Una Emma Watson fresca di Harry Potter parlava della necessità di combattere le disuguaglianze di genere alle Nazioni Unite e il video circolava ovunque, avvicinando per la prima volta un numero incalcolabile di ragazzine e ragazzini al concetto di femminismo. Beyoncé si esibiva ai VMA di fronte a una gigantesca scritta FEMINIST; nella sua Flawless, passata in radio milioni di volte, includeva la voce della scrittrice nigeriana Chimamanda Ngozi Adichie intenta a dire che la definizione di femminista è «una persona che crede nell’uguaglianza sociale, politica ed economica tra i sessi». Una donna era tra le manager di maggiore spicco di Facebook, il social network più amato del mondo, e aveva venduto milioni di copie di un libro che prometteva di spiegare alle giovani professioniste come fare carriera in settori dominati fino a quel momento in larga parte da uomini. Nuovi termini nascevano e venivano accolti con entusiasmo (manspreading, mansplaining), altri venivano tirati fuori da cassetti che non venivano toccati da decenni (tra tutti, patriarcato). Era un femminismo individualista, all’acqua di rose, saldamente concentrato sul concetto di empowerment a scapito delle lotte collettive, certo. Ma era dappertutto.
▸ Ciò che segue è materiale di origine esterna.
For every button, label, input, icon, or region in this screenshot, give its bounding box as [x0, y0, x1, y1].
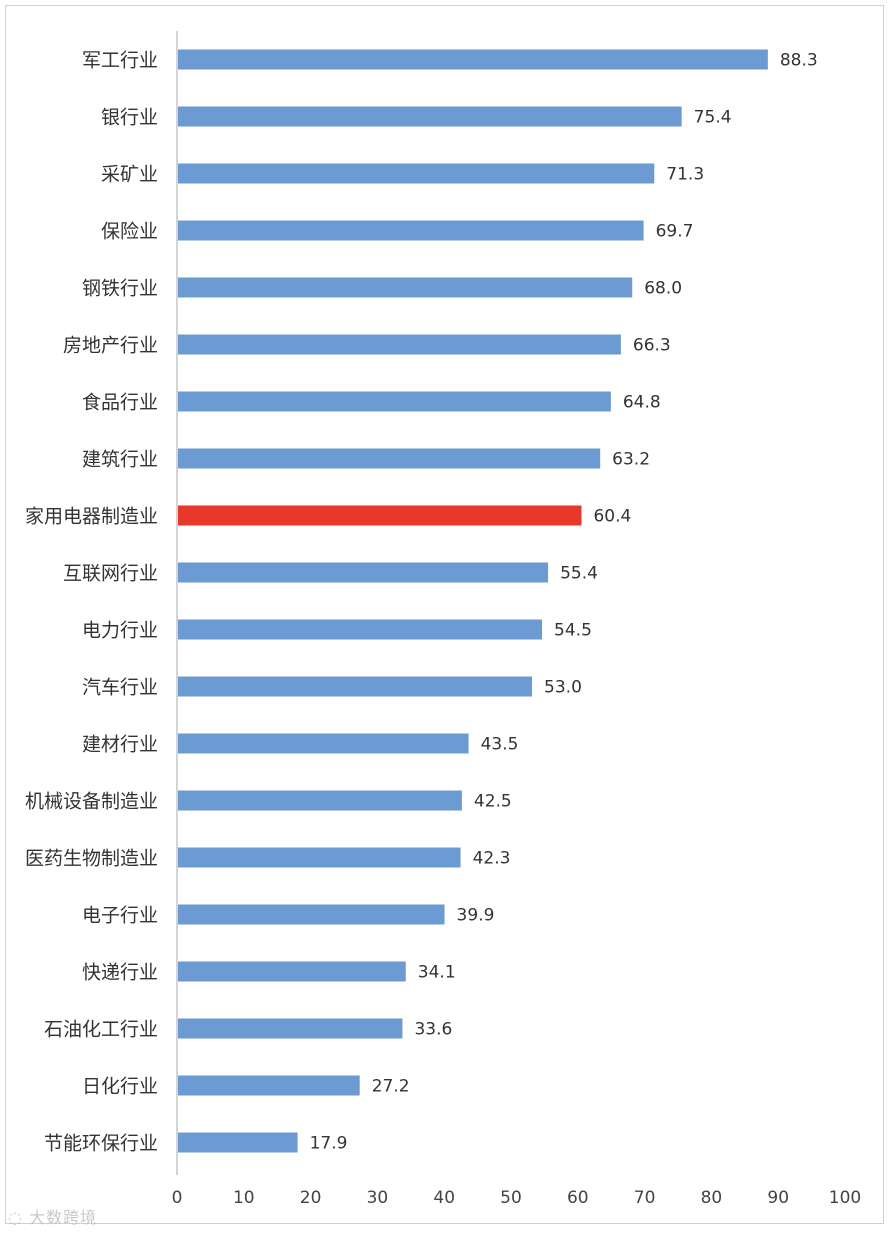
bar [178, 106, 682, 127]
category-label: 机械设备制造业 [25, 791, 158, 813]
watermark: ◌ 大数跨境 [8, 1204, 97, 1228]
bar [178, 1018, 403, 1039]
category-label: 保险业 [101, 221, 158, 243]
category-label: 建材行业 [82, 734, 158, 756]
category-label: 互联网行业 [63, 563, 158, 585]
value-label: 27.2 [372, 1077, 410, 1097]
value-label: 69.7 [656, 222, 694, 242]
category-label: 汽车行业 [82, 677, 158, 699]
x-tick-label: 70 [634, 1188, 656, 1208]
chart-frame [5, 5, 884, 1224]
value-label: 88.3 [780, 51, 818, 71]
value-label: 34.1 [418, 963, 456, 983]
value-label: 42.3 [473, 849, 511, 869]
category-label: 医药生物制造业 [25, 848, 158, 870]
value-label: 54.5 [554, 621, 592, 641]
value-label: 55.4 [560, 564, 598, 584]
value-label: 42.5 [474, 792, 512, 812]
x-tick-label: 20 [300, 1188, 322, 1208]
value-label: 43.5 [481, 735, 519, 755]
category-label: 电子行业 [82, 905, 158, 927]
x-tick-label: 50 [500, 1188, 522, 1208]
x-tick-label: 0 [172, 1188, 183, 1208]
bar [178, 847, 461, 868]
category-label: 电力行业 [82, 620, 158, 642]
bar [178, 1132, 298, 1153]
x-tick-label: 60 [567, 1188, 589, 1208]
bar [178, 733, 469, 754]
bar [178, 790, 462, 811]
speech-bubble-logo-icon: ◌ [8, 1208, 23, 1227]
value-label: 17.9 [310, 1134, 348, 1154]
category-label: 建筑行业 [82, 449, 158, 471]
bar [178, 676, 533, 697]
value-label: 71.3 [666, 165, 704, 185]
category-label: 节能环保行业 [44, 1133, 158, 1155]
x-tick-label: 90 [767, 1188, 789, 1208]
x-tick-label: 100 [829, 1188, 861, 1208]
value-label: 39.9 [457, 906, 495, 926]
x-tick-label: 40 [433, 1188, 455, 1208]
bar [178, 961, 406, 982]
category-label: 石油化工行业 [44, 1019, 158, 1041]
bar [178, 448, 601, 469]
bar [178, 619, 543, 640]
bar [178, 334, 621, 355]
category-label: 日化行业 [82, 1076, 158, 1098]
category-label: 军工行业 [82, 50, 158, 72]
bar [178, 562, 549, 583]
watermark-text: 大数跨境 [29, 1208, 98, 1227]
value-label: 63.2 [612, 450, 650, 470]
value-label: 68.0 [644, 279, 682, 299]
value-label: 64.8 [623, 393, 661, 413]
x-tick-label: 30 [367, 1188, 389, 1208]
value-label: 66.3 [633, 336, 671, 356]
category-label: 采矿业 [101, 164, 158, 186]
x-tick-label: 10 [233, 1188, 255, 1208]
value-label: 33.6 [414, 1020, 452, 1040]
category-label: 家用电器制造业 [25, 506, 158, 528]
bar [178, 220, 644, 241]
value-label: 53.0 [544, 678, 582, 698]
category-label: 食品行业 [82, 392, 158, 414]
bar-highlighted [178, 505, 582, 526]
bar [178, 277, 633, 298]
x-tick-label: 80 [701, 1188, 723, 1208]
bar [178, 49, 768, 70]
category-label: 钢铁行业 [82, 278, 158, 300]
bar [178, 1075, 360, 1096]
value-label: 75.4 [694, 108, 732, 128]
bar [178, 391, 611, 412]
value-label: 60.4 [593, 507, 631, 527]
category-label: 快递行业 [82, 962, 158, 984]
category-label: 房地产行业 [63, 335, 158, 357]
bar [178, 163, 655, 184]
bar [178, 904, 445, 925]
category-label: 银行业 [101, 107, 158, 129]
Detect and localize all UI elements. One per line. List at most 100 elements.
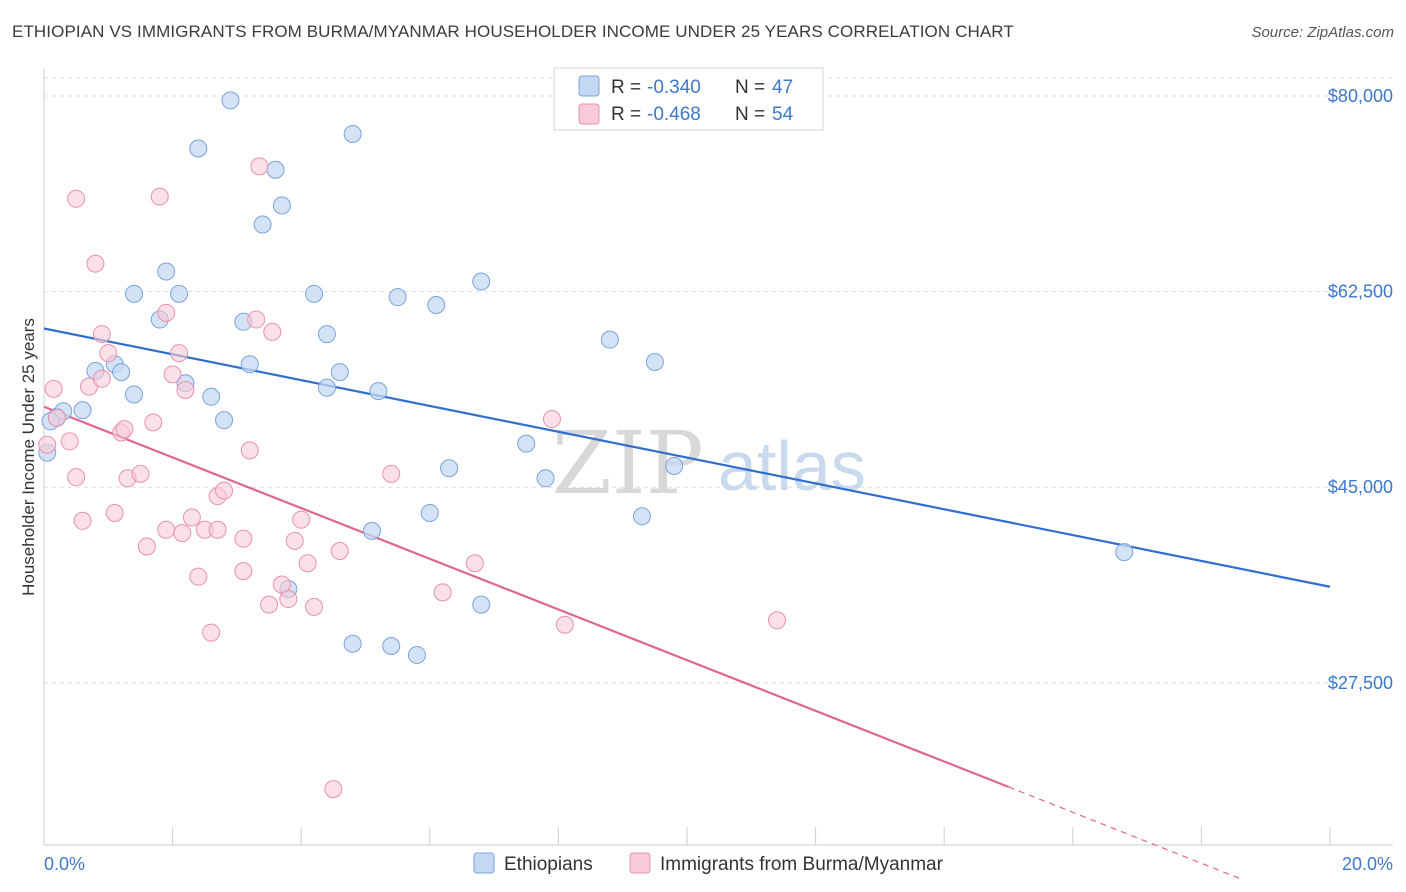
source-label: Source: ZipAtlas.com	[1251, 24, 1394, 41]
burma-point	[47, 408, 66, 427]
burma-point	[170, 344, 189, 363]
legend-burma-swatch	[629, 852, 651, 874]
burma-n-value: 54	[772, 104, 794, 125]
burma-r-label: R =	[611, 104, 646, 125]
ethiopians-point	[536, 469, 555, 488]
burma-point	[67, 189, 86, 208]
burma-point	[247, 310, 266, 329]
ethiopians-point	[645, 353, 664, 372]
ethiopians-point	[420, 503, 439, 522]
burma-point	[150, 187, 169, 206]
ethiopians-point	[362, 521, 381, 540]
y-tick-label: $62,500	[1328, 282, 1393, 302]
stats-legend: R = -0.340 N = 47 R = -0.468 N = 54	[553, 67, 824, 131]
burma-point	[105, 503, 124, 522]
ethiopians-point	[73, 401, 92, 420]
burma-point	[234, 562, 253, 581]
burma-point	[555, 615, 574, 634]
ethiopians-swatch	[578, 75, 600, 97]
burma-point	[234, 529, 253, 548]
ethiopians-point	[125, 284, 144, 303]
ethiopians-point	[170, 284, 189, 303]
burma-point	[208, 520, 227, 539]
burma-point	[279, 590, 298, 609]
ethiopians-point	[189, 139, 208, 158]
ethiopians-point	[632, 507, 651, 526]
burma-point	[189, 567, 208, 586]
gridlines	[44, 77, 1393, 684]
ethiopians-point	[215, 411, 234, 430]
burma-point	[298, 554, 317, 573]
y-axis-label: Householder Income Under 25 years	[19, 318, 38, 596]
burma-point	[263, 322, 282, 341]
ethiopians-point	[427, 296, 446, 315]
burma-point	[38, 435, 57, 454]
ethiopians-point	[343, 634, 362, 653]
ethiopians-point	[317, 325, 336, 344]
ethiopians-point	[202, 387, 221, 406]
burma-point	[240, 441, 259, 460]
ethiopians-point	[472, 595, 491, 614]
ethiopians-point	[272, 196, 291, 215]
legend-burma-label: Immigrants from Burma/Myanmar	[660, 854, 944, 875]
ethiopians-point	[1115, 543, 1134, 562]
ethiopians-point	[382, 636, 401, 655]
ethiopians-point	[266, 160, 285, 179]
burma-swatch	[578, 103, 600, 125]
ethiopians-point	[125, 385, 144, 404]
ethiopians-r-label: R =	[611, 77, 646, 98]
ethiopians-point	[240, 355, 259, 374]
ethiopians-point	[305, 284, 324, 303]
burma-point	[202, 623, 221, 642]
burma-point	[157, 520, 176, 539]
burma-point	[215, 481, 234, 500]
burma-point	[73, 511, 92, 530]
burma-point	[163, 365, 182, 384]
burma-point	[330, 541, 349, 560]
burma-point	[324, 780, 343, 799]
ethiopians-points	[38, 91, 1134, 664]
burma-point	[44, 379, 63, 398]
x-tick-label-min: 0.0%	[44, 854, 85, 874]
ethiopians-point	[665, 457, 684, 476]
burma-point	[99, 344, 118, 363]
burma-point	[542, 410, 561, 429]
legend-ethiopians-label: Ethiopians	[504, 854, 593, 875]
ethiopians-point	[600, 330, 619, 349]
ethiopians-point	[221, 91, 240, 110]
burma-point	[86, 254, 105, 273]
ethiopians-point	[517, 434, 536, 453]
ethiopians-point	[407, 645, 426, 664]
burma-point	[115, 420, 134, 439]
ethiopians-point	[157, 262, 176, 281]
burma-point	[67, 468, 86, 487]
y-tick-label: $80,000	[1328, 86, 1393, 106]
y-tick-label: $27,500	[1328, 673, 1393, 693]
burma-point	[250, 157, 269, 176]
burma-point	[292, 510, 311, 529]
ethiopians-r-value: -0.340	[647, 77, 701, 98]
burma-point	[176, 380, 195, 399]
burma-point	[285, 531, 304, 550]
burma-n-label: N =	[735, 104, 770, 125]
burma-r-value: -0.468	[647, 104, 701, 125]
burma-point	[173, 524, 192, 543]
burma-point	[465, 554, 484, 573]
series-legend: Ethiopians Immigrants from Burma/Myanmar	[473, 852, 944, 875]
y-tick-label: $45,000	[1328, 477, 1393, 497]
burma-point	[305, 597, 324, 616]
ethiopians-point	[440, 459, 459, 478]
ethiopians-point	[472, 272, 491, 291]
legend-ethiopians-swatch	[473, 852, 495, 874]
burma-point	[60, 432, 79, 451]
x-tick-label-max: 20.0%	[1342, 854, 1393, 874]
burma-point	[92, 369, 111, 388]
ethiopians-point	[388, 288, 407, 307]
burma-trend-extension	[1008, 786, 1241, 880]
ethiopians-point	[343, 124, 362, 143]
burma-point	[157, 303, 176, 322]
ethiopians-n-label: N =	[735, 77, 770, 98]
ethiopians-n-value: 47	[772, 77, 793, 98]
burma-point	[92, 325, 111, 344]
Dall’empowerment di Hillary a Kamala
Sembrava, peraltro, che una donna fosse davvero a un passo da diventare presidente della più grande potenza economica e militare del mondo. «Se [Hillary Clinton] fosse diventata presidente», scriveva la giornalista Michelle Goldberg nel dicembre del 2016, « l’avrebbe fatto a dispetto di una diffusa opposizione maschile: anche i modelli che prevedevano una sua vittoria la mostravano perdente tra la maggior parte degli elettori maschi. [Clinton] proponeva politiche che avrebbero effettivamente aumentato il potere e l’autonomia delle donne a ogni livello della società: parità di retribuzione, congedo familiare retribuito, assistenza all’infanzia sovvenzionata, diritto all’aborto. Nonostante i suoi tanti difetti, la sua elezione sarebbe stata un progresso verso l’uguaglianza di genere e avrebbe reso possibile progressi ulteriori. Prima dell’8 ottobre [2016], sembrava che l’arco della Storia si stesse piegando a favore delle donne».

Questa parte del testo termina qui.